Life insurance may help with the funeral, but it won’t help in the first week. You can’t file a life insurance claim without a death certificate to prove the person has died; you won’t have one of those for a few days into the funeral process; it’ll probably take the life insurance company a couple weeks at minimum to process the claim (and that’s without contestability, as I explained in a previous article).
So plan ahead if possible. Talk to the funeral home in advance of your death: will they give a cash advance to the cemetery to pay for the burial? Is your plot already picked out and paid for?
Excess grave. Now this is kind of a side note to the whole thing, but as I said, there’s one plot left out at the cemetery for me. But maybe I don’t even want to be buried there (or at all). What do I do with the remaining plot? Well, the cemetery won’t buy it back from me, but they said we can sell it through any means we like. I was sorta dumbfounded and said “What, you mean like eBay or something?” They said “eBay, Craigslist, however you want to sell it and for however much you can get for it.” Some cemeteries might buy back plots; you’ll have to consult the cemetery’s management.
Flowers. The funeral home may provide some of these in a funeral package, and friends may send some as well, but if you want to ensure there’s at least some, you’re buying them too. We spent a little over $400 for my mom’s, and that was not too extravagant given some of the options available.
The grave marker. The grave marker cost about $1200 more, but you can buy the marker at any later date, when you can afford it. (My great-grandfather (shamefully) didn’t have a marker on his grave for decades until my mom decided it was a terrible thing and shelled out for it. Why, I don’t know, because my grandparents could have afforded it many times over.) Still, the marker won’t generally be ordered and installed until it’s paid in full. (Again, my wife and I are fortunate; we paid for the marker in full the same day we paid for the burial.)
The death certificates. As I mentioned in a previous post, you need death certificates for almost any sort of business you transact on behalf of the deceased. The funeral home will produce an initial batch of these for you. We ordered twenty, because we knew my mom had a variety of accounts to be closed; we needed one for her cable TV, for example, and for each of her life insurance policies, and for each of the retailers she had a store credit card with.
This is a small investment.
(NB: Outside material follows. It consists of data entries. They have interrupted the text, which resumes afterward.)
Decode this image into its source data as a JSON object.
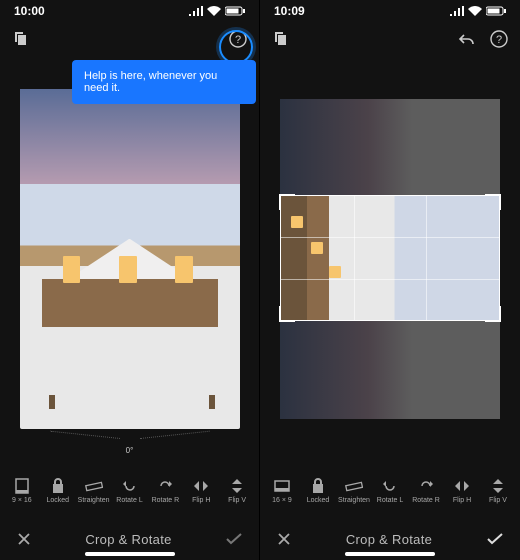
{
  "left": {
    "status_time": "10:00",
    "tooltip_text": "Help is here, whenever you need it.",
    "dial_value": "0°",
    "tools": {
      "aspect": "9 × 16",
      "lock": "Locked",
      "straighten": "Straighten",
      "rotate_l": "Rotate L",
      "rotate_r": "Rotate R",
      "flip_h": "Flip H",
      "flip_v": "Flip V"
    },
    "mode_title": "Crop & Rotate"
  },
  "right": {
    "status_time": "10:09",
    "tools": {
      "aspect": "16 × 9",
      "lock": "Locked",
      "straighten": "Straighten",
      "rotate_l": "Rotate L",
      "rotate_r": "Rotate R",
      "flip_h": "Flip H",
      "flip_v": "Flip V"
    },
    "mode_title": "Crop & Rotate"
  }
}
In Pennsylvania, the certificates are $6 each until 90 days after the death, and the funeral home can generate more for you; after that time, you have to go to a courthouse which does vital records, which may be less convenient than the funeral home, and they cost $9 apiece. Compared with the rest of the expenses, $60 to $120 for ten to twenty death certificates is not likely to be a dealbreaker. Once again, like the obituaries, the funeral home pays the state in advance to generate the initial batch, and it’s part of the bill. So our $120 was part of the $9400.
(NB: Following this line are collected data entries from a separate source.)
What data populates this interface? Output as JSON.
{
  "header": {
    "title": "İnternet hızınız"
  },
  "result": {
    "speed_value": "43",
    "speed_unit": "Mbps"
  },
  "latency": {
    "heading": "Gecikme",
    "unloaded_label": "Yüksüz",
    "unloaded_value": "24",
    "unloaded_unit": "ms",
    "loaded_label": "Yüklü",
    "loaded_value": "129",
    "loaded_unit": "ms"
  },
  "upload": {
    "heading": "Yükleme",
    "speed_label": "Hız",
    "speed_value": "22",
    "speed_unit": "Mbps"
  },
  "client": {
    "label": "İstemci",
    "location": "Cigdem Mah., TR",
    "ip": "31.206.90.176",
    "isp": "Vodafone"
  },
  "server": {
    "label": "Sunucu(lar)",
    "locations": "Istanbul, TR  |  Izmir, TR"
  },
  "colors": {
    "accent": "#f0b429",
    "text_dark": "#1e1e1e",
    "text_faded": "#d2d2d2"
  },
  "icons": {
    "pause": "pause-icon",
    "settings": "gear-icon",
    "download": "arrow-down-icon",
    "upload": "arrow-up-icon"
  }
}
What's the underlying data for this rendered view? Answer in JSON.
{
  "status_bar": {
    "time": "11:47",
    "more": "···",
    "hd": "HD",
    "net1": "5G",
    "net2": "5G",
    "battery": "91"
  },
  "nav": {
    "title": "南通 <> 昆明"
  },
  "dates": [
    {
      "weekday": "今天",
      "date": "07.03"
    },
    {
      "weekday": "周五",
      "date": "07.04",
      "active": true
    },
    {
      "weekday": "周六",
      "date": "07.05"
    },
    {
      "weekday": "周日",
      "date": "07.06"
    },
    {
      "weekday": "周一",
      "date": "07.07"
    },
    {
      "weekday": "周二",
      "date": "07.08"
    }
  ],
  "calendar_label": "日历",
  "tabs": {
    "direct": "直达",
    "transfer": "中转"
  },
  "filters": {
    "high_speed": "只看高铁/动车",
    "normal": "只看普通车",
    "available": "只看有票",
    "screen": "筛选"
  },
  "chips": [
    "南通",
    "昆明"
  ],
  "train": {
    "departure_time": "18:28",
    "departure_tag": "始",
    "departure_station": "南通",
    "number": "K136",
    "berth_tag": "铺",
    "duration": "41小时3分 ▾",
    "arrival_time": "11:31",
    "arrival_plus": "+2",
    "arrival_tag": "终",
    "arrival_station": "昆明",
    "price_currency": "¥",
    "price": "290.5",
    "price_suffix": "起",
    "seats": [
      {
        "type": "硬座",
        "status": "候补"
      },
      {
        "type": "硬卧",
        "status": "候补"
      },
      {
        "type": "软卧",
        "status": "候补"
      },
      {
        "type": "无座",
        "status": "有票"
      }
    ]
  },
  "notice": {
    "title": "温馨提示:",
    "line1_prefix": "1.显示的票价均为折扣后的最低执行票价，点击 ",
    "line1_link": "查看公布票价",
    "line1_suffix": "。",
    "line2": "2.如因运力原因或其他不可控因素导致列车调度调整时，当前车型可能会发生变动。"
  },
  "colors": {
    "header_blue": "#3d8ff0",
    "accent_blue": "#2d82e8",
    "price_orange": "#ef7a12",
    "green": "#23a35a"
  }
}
Disclaimer: I AM NOT A LAWYER. NONE OF WHAT I SAY HERE SHOULD BE CONSTRUED AS LEGAL ADVICE. A LICENSED LAWYER SHOULD BE CONSULTED ON ALL LEGAL MATTERS PERTAINING TO ESTATES. The purpose of this article is to tell you some things I learned in the process of dealing with my mom’s estate, which you may want to think about in planning your own estate or dealing with a loved one’s estate. Furthermore, details of some of these matters differ from state to state, so if you’re not in Pennsylvania, things may be different. Consult your lawyer on all matters.